Anisotropy -  Admitting your error was a good move (and I imagine a hard one). It doesn't cancel out the fact that your were 1) very incredibly wrong 2) arrogant 3) and a jerk (these last two would have been true even if your math wasn't wrong). I truly hope you learn from this and use it as an opportunity to grow.


Nothing cancels past actions out to those affected.

I always admit my errors freely when proven wrong, it is easy for me to do. I have no baggage and no identity in an argument. The only thing that matters is if the situation/argument is factual.
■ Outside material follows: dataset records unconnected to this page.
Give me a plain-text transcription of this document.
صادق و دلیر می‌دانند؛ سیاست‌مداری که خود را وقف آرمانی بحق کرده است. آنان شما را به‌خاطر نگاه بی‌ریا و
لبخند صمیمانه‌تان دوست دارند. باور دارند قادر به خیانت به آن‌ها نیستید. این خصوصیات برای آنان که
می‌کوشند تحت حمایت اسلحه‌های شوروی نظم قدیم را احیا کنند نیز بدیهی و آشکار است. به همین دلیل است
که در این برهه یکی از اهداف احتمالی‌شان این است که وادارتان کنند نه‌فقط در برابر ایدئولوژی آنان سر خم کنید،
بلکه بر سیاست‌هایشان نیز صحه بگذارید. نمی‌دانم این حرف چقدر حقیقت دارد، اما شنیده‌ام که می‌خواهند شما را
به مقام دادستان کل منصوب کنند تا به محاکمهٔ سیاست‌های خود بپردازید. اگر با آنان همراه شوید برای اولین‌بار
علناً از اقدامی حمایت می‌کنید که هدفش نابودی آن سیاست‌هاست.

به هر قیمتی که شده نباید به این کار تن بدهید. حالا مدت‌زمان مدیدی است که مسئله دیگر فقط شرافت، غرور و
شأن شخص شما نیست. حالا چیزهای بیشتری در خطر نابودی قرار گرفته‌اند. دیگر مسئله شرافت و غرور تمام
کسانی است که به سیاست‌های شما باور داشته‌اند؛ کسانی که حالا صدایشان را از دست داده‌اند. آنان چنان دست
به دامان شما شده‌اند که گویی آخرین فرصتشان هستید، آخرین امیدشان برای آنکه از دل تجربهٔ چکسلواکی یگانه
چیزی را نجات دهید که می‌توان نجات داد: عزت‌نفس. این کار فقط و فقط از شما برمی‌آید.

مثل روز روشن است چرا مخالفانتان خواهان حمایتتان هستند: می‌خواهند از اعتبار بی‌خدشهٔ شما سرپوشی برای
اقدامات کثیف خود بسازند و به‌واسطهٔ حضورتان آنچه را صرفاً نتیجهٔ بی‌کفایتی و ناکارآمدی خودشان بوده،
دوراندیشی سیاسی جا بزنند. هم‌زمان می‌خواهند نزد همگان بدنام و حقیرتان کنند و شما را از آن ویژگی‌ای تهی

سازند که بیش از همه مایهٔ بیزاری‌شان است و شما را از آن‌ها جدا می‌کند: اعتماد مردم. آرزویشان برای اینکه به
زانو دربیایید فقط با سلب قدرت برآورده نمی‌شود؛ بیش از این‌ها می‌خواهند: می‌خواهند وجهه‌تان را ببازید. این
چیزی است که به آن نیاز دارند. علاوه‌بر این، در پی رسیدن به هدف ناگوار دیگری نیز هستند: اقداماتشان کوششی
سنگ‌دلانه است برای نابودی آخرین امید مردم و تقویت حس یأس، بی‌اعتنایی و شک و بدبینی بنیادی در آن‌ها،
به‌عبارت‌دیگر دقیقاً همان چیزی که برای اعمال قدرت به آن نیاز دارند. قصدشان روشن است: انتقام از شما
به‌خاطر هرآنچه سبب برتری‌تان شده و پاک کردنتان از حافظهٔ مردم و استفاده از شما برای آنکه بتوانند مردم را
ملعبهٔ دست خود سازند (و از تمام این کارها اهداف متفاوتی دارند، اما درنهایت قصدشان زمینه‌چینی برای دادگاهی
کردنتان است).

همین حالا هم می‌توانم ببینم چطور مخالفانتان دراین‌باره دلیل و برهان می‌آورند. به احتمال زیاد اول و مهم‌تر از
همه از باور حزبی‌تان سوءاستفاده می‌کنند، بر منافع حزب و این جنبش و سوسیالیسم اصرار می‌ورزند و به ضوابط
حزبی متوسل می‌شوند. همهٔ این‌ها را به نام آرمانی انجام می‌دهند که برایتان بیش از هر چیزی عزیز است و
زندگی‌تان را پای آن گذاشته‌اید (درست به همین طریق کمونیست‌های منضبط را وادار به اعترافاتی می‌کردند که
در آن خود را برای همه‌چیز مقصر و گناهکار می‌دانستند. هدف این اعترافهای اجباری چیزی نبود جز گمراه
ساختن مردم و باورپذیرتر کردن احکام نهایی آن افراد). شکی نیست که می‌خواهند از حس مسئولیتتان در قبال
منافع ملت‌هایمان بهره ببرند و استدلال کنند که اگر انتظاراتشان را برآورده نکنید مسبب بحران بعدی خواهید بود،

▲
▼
Therefore, being arrogant and a jerk is often a inexorable outcome from where I stand, for truth must be defended no matter what.
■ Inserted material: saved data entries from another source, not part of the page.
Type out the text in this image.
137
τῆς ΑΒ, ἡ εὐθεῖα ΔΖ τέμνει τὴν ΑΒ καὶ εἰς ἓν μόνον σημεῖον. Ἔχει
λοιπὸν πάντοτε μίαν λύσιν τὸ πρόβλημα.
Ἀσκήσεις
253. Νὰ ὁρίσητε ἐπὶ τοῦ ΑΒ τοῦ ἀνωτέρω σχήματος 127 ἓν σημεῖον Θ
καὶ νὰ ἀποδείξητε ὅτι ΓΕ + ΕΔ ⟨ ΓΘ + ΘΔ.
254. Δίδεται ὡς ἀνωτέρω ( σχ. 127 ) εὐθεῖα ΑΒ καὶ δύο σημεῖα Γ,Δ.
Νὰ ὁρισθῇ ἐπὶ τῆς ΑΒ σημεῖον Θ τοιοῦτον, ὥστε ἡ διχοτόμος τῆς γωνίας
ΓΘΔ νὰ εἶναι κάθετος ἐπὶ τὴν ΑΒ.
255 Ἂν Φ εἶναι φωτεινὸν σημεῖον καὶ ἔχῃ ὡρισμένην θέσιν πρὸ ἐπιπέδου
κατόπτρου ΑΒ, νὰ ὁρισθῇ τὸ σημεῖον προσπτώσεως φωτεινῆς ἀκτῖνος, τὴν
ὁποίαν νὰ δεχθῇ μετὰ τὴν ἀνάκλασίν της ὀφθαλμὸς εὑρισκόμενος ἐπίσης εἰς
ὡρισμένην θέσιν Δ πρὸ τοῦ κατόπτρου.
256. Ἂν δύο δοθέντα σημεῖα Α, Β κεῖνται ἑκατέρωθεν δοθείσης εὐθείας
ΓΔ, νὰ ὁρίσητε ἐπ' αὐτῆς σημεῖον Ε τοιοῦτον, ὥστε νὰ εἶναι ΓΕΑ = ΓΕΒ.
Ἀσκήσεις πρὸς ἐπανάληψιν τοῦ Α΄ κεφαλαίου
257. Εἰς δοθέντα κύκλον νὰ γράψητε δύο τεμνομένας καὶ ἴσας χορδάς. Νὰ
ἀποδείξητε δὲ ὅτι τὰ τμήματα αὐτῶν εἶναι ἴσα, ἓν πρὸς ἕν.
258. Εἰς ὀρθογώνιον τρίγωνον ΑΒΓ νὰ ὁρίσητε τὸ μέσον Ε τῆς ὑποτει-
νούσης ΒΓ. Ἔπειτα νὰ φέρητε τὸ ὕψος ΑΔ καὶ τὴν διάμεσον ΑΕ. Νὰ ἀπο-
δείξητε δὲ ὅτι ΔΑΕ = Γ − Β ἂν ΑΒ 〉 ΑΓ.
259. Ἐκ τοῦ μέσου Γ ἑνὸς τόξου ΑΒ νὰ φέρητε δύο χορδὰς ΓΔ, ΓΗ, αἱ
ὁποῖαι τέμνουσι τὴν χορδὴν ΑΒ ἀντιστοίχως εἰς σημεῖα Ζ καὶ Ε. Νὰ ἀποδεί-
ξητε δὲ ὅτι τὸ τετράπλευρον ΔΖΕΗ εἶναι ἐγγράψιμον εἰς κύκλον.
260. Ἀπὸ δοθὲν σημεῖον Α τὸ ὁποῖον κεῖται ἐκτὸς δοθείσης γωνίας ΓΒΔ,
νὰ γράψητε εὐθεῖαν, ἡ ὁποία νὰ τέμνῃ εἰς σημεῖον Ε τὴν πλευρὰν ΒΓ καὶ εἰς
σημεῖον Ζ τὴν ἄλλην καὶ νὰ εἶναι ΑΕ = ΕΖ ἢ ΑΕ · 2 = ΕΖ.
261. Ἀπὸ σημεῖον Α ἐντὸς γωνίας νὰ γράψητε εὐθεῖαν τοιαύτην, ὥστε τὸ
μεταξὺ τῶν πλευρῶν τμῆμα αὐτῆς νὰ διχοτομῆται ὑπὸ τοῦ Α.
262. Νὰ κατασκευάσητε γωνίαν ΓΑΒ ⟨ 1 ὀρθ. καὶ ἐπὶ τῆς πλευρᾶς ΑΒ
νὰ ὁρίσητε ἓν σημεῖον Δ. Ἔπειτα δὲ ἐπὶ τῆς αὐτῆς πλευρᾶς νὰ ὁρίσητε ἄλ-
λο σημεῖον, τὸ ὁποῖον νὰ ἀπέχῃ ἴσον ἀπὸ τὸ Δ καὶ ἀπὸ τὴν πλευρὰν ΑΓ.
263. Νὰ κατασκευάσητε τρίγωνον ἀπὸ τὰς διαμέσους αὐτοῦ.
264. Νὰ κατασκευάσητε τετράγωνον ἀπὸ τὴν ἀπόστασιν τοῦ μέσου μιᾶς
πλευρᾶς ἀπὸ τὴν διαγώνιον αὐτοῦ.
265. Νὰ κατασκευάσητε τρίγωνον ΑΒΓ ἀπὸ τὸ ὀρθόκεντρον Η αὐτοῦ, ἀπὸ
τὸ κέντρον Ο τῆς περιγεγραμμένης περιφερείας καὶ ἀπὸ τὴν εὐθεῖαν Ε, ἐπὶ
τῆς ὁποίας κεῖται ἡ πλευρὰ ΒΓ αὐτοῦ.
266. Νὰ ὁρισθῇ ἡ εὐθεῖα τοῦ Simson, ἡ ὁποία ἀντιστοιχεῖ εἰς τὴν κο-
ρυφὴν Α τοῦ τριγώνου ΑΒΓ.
In the case that I am wrong (like this one), I simply switch side with the same (if not higher) level of conviction. I do what I think is right, people's perception (of me) mean little to me. That being said, I do need to keep my hubris in check, I succumb to it from time to time.


I think you're missing a couple lessons here. Namely:

Perhaps the fact that you can be so astonishing wrong about such a simple thing that you claimed to understand well means that you should approach your future opinions more humbly.

And there's the issue that, even if you had been correct, you brought your "facts" to the wrong audience, in the wrong way, at the wrong time. You hurt people needlessly. You can serve truth and be kind at the same time. This time, you managed neither. Next time, try for both.

...

And there goes my optimism.  That was short lived.

This.  So much this.  Read this and attempt to internalize it.  Because frankly, I get the sense you are still too arrogant and proud to see that there were errors here beyond just an incorrectly applied formula or an inability to understand the logic behind a calculation.   The errors in empathy and compassion and tone and listening are far more egregious in my book that the failure to use the correct math formula, but you don't really address those.  You apologize for the math.  Had your math been correct, frankly, you were still an insensitive ass. 
Title: Re: Statistics update
Post by: sol on October 15, 2018, 02:53:58 PM
someone would have pointed out my error ie, I took P(A|B) to be P(B|A)

For all of the math nerds that so loved this thread, today's xkcd is about anisotropy's mea culpa:   https://xkcd.com/2059/

(https://imgs.xkcd.com/comics/modified_bayes_theorem.png)
Title: Re: Statistics update
Post by: RetiredAt63 on October 16, 2018, 02:05:57 PM
Oh my, the p(C) is a killer, isn't it?